Dernière mise à jour : 21 mars




Chaque famille est unique et constituée d’une mythologie familiale, fondatrice et organisatrice de règles et de croyances, reflétée par une image interne que chaque membre véhicule ayant valeur de reconnaissance dans le groupe familial et valeur identitaire dans l’espace du social. Le mythe a une fonction défensive de ce qui ne peut être dit, de l’insupportable d’un passé indicible.
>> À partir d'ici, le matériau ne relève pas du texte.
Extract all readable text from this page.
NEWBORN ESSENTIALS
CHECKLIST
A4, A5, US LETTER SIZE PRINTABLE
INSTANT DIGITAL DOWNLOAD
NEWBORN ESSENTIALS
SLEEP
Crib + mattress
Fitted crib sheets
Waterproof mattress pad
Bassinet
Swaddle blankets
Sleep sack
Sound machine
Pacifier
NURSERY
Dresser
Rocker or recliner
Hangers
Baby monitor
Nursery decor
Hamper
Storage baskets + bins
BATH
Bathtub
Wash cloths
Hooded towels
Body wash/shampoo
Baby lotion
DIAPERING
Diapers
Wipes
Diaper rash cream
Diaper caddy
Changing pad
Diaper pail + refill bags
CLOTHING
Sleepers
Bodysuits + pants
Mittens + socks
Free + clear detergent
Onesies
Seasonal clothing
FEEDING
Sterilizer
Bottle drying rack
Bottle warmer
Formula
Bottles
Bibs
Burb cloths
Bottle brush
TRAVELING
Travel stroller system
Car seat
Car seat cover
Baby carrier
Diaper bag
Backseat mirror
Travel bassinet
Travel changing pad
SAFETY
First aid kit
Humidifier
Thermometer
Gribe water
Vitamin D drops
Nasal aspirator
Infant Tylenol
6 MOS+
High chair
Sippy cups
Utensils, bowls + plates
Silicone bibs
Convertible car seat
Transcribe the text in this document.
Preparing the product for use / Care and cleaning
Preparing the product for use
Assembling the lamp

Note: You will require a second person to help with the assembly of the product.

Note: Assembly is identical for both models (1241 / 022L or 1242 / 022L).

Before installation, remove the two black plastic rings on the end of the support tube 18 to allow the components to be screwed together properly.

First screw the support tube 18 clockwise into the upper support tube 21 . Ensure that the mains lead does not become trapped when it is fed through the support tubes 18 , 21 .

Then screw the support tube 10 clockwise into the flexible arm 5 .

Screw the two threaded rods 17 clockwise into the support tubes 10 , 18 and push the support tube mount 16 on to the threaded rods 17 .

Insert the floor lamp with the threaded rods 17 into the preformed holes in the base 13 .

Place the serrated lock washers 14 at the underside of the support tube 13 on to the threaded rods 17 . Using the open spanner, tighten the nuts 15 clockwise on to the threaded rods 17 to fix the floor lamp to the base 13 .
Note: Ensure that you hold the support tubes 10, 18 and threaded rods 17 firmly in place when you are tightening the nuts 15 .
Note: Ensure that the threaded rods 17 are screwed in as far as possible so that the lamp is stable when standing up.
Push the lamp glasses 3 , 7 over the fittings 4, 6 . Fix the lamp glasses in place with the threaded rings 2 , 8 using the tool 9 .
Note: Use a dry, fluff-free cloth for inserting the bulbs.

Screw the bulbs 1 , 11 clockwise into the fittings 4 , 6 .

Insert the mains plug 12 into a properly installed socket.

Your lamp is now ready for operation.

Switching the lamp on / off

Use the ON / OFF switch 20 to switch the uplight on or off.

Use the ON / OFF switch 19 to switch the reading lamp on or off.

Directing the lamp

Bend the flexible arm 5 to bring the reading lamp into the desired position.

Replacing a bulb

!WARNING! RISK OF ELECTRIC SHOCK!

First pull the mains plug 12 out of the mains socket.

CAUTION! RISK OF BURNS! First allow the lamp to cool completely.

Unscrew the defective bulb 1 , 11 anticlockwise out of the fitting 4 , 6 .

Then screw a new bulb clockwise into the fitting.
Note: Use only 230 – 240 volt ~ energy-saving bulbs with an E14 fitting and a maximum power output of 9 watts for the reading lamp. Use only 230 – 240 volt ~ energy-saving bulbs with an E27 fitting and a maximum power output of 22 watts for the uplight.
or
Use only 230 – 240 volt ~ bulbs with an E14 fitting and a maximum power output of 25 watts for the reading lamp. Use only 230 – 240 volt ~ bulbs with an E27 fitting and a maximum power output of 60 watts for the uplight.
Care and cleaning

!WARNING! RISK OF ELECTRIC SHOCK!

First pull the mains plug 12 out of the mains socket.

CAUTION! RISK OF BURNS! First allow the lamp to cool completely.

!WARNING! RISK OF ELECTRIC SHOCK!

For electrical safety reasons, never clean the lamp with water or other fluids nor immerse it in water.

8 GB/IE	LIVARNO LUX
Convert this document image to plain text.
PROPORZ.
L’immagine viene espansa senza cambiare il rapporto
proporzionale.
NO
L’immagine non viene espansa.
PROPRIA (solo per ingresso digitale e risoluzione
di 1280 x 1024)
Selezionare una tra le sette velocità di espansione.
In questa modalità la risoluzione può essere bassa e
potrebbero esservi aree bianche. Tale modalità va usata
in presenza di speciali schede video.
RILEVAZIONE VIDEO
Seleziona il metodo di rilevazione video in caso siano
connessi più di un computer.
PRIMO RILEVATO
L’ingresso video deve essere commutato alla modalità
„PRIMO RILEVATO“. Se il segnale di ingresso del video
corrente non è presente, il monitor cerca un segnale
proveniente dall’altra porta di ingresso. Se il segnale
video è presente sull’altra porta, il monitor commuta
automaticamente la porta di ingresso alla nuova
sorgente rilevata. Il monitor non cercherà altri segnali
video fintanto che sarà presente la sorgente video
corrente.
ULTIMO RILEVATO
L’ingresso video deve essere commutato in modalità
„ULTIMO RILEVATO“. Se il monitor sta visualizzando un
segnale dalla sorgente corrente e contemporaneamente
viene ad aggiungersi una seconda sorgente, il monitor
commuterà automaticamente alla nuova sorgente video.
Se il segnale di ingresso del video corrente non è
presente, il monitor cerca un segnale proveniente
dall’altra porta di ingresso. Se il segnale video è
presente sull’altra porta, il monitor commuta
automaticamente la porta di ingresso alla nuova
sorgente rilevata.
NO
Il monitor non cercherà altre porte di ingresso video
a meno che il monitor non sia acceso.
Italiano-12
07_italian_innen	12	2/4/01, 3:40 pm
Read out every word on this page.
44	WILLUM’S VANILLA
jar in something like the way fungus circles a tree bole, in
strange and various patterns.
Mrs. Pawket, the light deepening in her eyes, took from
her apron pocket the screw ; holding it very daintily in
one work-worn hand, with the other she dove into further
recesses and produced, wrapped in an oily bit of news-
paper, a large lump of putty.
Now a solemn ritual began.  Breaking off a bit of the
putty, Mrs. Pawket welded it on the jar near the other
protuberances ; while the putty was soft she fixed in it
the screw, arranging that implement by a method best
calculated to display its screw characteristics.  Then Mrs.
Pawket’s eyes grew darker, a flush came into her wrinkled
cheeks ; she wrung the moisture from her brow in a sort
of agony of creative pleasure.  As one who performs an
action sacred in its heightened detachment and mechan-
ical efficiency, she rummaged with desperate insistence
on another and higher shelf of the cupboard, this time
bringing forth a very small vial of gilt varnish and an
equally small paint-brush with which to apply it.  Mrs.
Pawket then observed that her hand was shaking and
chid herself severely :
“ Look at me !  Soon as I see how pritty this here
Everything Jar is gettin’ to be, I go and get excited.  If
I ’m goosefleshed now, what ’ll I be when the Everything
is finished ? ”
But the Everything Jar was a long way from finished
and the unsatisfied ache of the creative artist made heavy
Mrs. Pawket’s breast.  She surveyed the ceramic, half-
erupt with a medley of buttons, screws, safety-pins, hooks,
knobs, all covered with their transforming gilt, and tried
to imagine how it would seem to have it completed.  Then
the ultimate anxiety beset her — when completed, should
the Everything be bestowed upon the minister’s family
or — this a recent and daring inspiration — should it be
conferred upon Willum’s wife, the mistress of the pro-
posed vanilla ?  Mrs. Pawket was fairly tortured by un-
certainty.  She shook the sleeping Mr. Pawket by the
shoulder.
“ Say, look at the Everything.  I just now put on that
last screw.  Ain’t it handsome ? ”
Le concept de « mythe familial » a été défini par Ferreira, thérapeute américain de l’École de Palo Alto, en 1963, pour illustrer « les attitudes de pensée défensives du groupe familial, soucieux de préserver une "cohésion interne", et garantissant l’obtention d’un soutien mutuel à l’ensemble d’entre eux ». Le mythe se définit selon Ferreira tel « un ensemble de croyances organisées, partagées a priori par les membres de la famille et leur conférant des rôles spécifiques ». cf article « les mythes familiaux »

Le contenu du mythe (il peut y en avoir plusieurs) est véhiculé à l’intérieur du groupe par un système de règles et de croyances qui peut être évolutif d’une génération à l’autre à travers le récit qu’on en fait tout en gardant une trame de fond enracinée dans le temps. Le mythe en lui-même n’est pas perceptible de l’intérieur, sauf à travers les rituels (ce qui est mis en actes).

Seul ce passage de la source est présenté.